News Reha & Vorsorge

Einrichtungen des Müttergenesungswerks erhalten 60 Prozent ihrer Einnahmeausfälle.

©iStock/AndreyPopov

Ausgleichszahlungen für Rehabilitations- und Vorsorgeeinrichtungen

Einrichtungen des Müttergenesungswerks und gleichartige Einrichtungen erhalten wie stationäre Vorsorge- und Rehabilitationseinrichtungen 60 Prozent ihrer Einnahmeausfälle. Die Ausgleichszahlung können für den Zeitraum vom 16. März bis 30. September 2020 beantragt werden. Die Finanzierung erfolgt aus Liquiditätsreserve des Gesundheitsfonds. Das regelt die "Covid-19-Versorgungsstrukturen-Schutzverordnung“ die am 5. Mai in Kraft getreten ist.

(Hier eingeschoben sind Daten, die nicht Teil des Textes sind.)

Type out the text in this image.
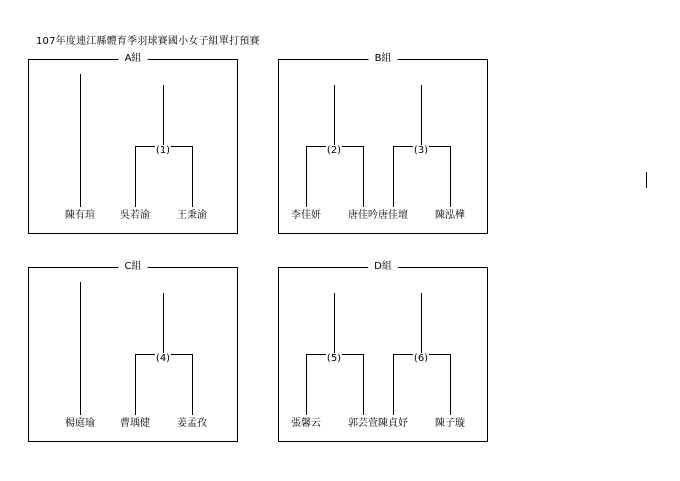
107年度連江縣體育季羽球賽國小女子組單打預賽
A組
(1)
陳有瑄	吳若渝	王秉渝
B組
(2)	(3)
李佳妍	唐佳吟 唐佳壇	陳泓樺
C組
(4)
楊庭瑜	曹瑀健	姜孟孜
D組
(5)	(6)
張馨云	郭芸萱 陳貞妤	陳子璇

Bereits zuvor wurde beschlossen, dass Rehabilitations- und Vorsorgeeinrichtungen, die einen Versorgungsvertrag nach § 111 Abs. 2 SGB V haben, eine Ausgleichszahlung für entgangene Einnahmen erhalten können. Die entsprechende Vereinbarung hatten der GKV-Spitzenverband mit den Verbänden der Leistungserbringenden verabschiedet. Diese Vereinbarung regelt die Ausgleichszahlungen für den Zeitraum vom 16. März bis 30. September 2020.

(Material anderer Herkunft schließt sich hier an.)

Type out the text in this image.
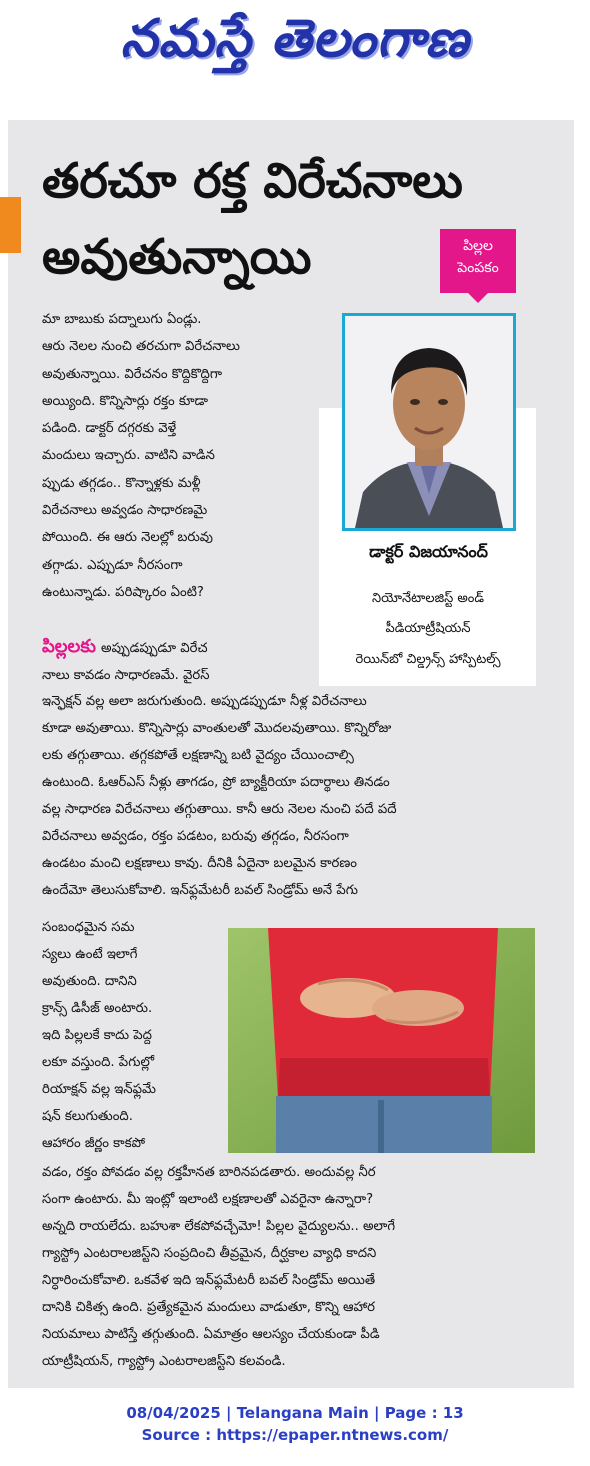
నమస్తే తెలంగాణ
తరచూ రక్త విరేచనాలు
అవుతున్నాయి	పిల్లల
పెంపకం
డాక్టర్ విజయానంద్
నియోనేటాలజిస్ట్ అండ్
పీడియాట్రీషియన్
రెయిన్‌బో చిల్డ్రన్స్ హాస్పిటల్స్
మా బాబుకు పద్నాలుగు ఏండ్లు.
ఆరు నెలల నుంచి తరచుగా విరేచనాలు
అవుతున్నాయి. విరేచనం కొద్దికొద్దిగా
అయ్యింది. కొన్నిసార్లు రక్తం కూడా
పడింది. డాక్టర్ దగ్గరకు వెళ్తే
మందులు ఇచ్చారు. వాటిని వాడిన
ప్పుడు తగ్గడం.. కొన్నాళ్లకు మళ్లీ
విరేచనాలు అవ్వడం సాధారణమై
పోయింది. ఈ ఆరు నెలల్లో బరువు
తగ్గాడు. ఎప్పుడూ నీరసంగా
ఉంటున్నాడు. పరిష్కారం ఏంటి?
పిల్లలకు అప్పుడప్పుడూ విరేచ
నాలు కావడం సాధారణమే. వైరస్
ఇన్ఫెక్షన్ వల్ల అలా జరుగుతుంది. అప్పుడప్పుడూ నీళ్ల విరేచనాలు
కూడా అవుతాయి. కొన్నిసార్లు వాంతులతో మొదలవుతాయి. కొన్నిరోజు
లకు తగ్గుతాయి. తగ్గకపోతే లక్షణాన్ని బటి వైద్యం చేయించాల్సి
ఉంటుంది. ఓఆర్ఎస్ నీళ్లు తాగడం, ప్రో బ్యాక్టీరియా పదార్థాలు తినడం
వల్ల సాధారణ విరేచనాలు తగ్గుతాయి. కానీ ఆరు నెలల నుంచి పదే పదే
విరేచనాలు అవ్వడం, రక్తం పడటం, బరువు తగ్గడం, నీరసంగా
ఉండటం మంచి లక్షణాలు కావు. దీనికి ఏదైనా బలమైన కారణం
ఉందేమో తెలుసుకోవాలి. ఇన్‌ఫ్లమేటరీ బవల్ సిండ్రోమ్ అనే పేగు
సంబంధమైన సమ
స్యలు ఉంటే ఇలాగే
అవుతుంది. దానిని
క్రాన్స్ డిసీజ్ అంటారు.
ఇది పిల్లలకే కాదు పెద్ద
లకూ వస్తుంది. పేగుల్లో
రియాక్షన్ వల్ల ఇన్‌ఫ్లమే
షన్ కలుగుతుంది.
ఆహారం జీర్ణం కాకపో
వడం, రక్తం పోవడం వల్ల రక్తహీనత బారినపడతారు. అందువల్ల నీర
సంగా ఉంటారు. మీ ఇంట్లో ఇలాంటి లక్షణాలతో ఎవరైనా ఉన్నారా?
అన్నది రాయలేదు. బహుశా లేకపోవచ్చేమో! పిల్లల వైద్యులను.. అలాగే
గ్యాస్ట్రో ఎంటరాలజిస్ట్‌ని సంప్రదించి తీవ్రమైన, దీర్ఘకాల వ్యాధి కాదని
నిర్ధారించుకోవాలి. ఒకవేళ ఇది ఇన్‌ఫ్లమేటరీ బవల్ సిండ్రోమ్ అయితే
దానికి చికిత్స ఉంది. ప్రత్యేకమైన మందులు వాడుతూ, కొన్ని ఆహార
నియమాలు పాటిస్తే తగ్గుతుంది. ఏమాత్రం ఆలస్యం చేయకుండా పీడి
యాట్రీషియన్, గ్యాస్ట్రో ఎంటరాలజిస్ట్‌ని కలవండి.
08/04/2025 | Telangana Main | Page : 13
Source : https://epaper.ntnews.com/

Ermittlung von Einnahmeausfällen

  • Die Einrichtungen ermitteln als Referenzwert die im Jahresdurchschnitt 2019 pro Tag behandelten Patienten der gesetzlichen Krankenkassen.
  • Dann wird täglich, beginnend mit dem 16. März 2020, die Zahl der Patienten ermittelt, die von der gesetzlichen Krankenversicherung finanzierte Vorsorge- oder Reha-Leistungen erhalten oder die in der Einrichtung im Rahmen der Kurzzeitpflege aufgenommen oder als Krankenhauspatienten behandelt werden. Letzteres wurde - befristet bis zum 30. September 2020 - durch das COVID-19-Krankenhausentlastungsgesetz ermöglicht.
  • Anschließend wird für jeden Tag die Differenz zwischen Referenzwert und der aktuellen Patientenzahl gebildet.
  • Für jedes nicht besetzte Bett erhält die Einrichtung einen im Gesetz festgelegten Ausgleichsbetrag in Höhe von 60 Prozent des durchschnittlichen Vergütungssatzes der Einrichtung.

Länder regeln Auszahlung

Das Verfahren wird über die für die Krankenhausplanung zuständige Landesbehörde geregelt. Die wöchentlichen Meldungen der Einrichtungen werden aufsummiert und an das Bundesamt für soziale Sicherung (BAS) weitergeleitet, dass die angemeldeten Mittelbedarfe aus der Liquiditätsreserve des Gesundheitsfonds an das Land oder die benannte Krankenkasse zur Weiterleitung an die Einrichtungen auszahlt. Auf der Internetseite des BAS stehen die Auszahlungstermin sowie die Auszahlungsbeträge für Einnahmeausfälle von Vorsorge- und Rehabilitationseinrichtungen aufgrund der Nichtbelegung von Betten.

Wöchentliche Meldung der Ausgleichszahlungen

Die Rehabilitations- und Vorsorgeeinrichtungen melden die nach dem oben beschriebenen Prozess ermittelten Ausgleichszahlungen einmal wöchentlich für jeden Kalendertag an die für die Krankenhausplanung zuständige Landesbehörde. Diese Meldung wird letztmalig für den 30. September 2020 durchgeführt.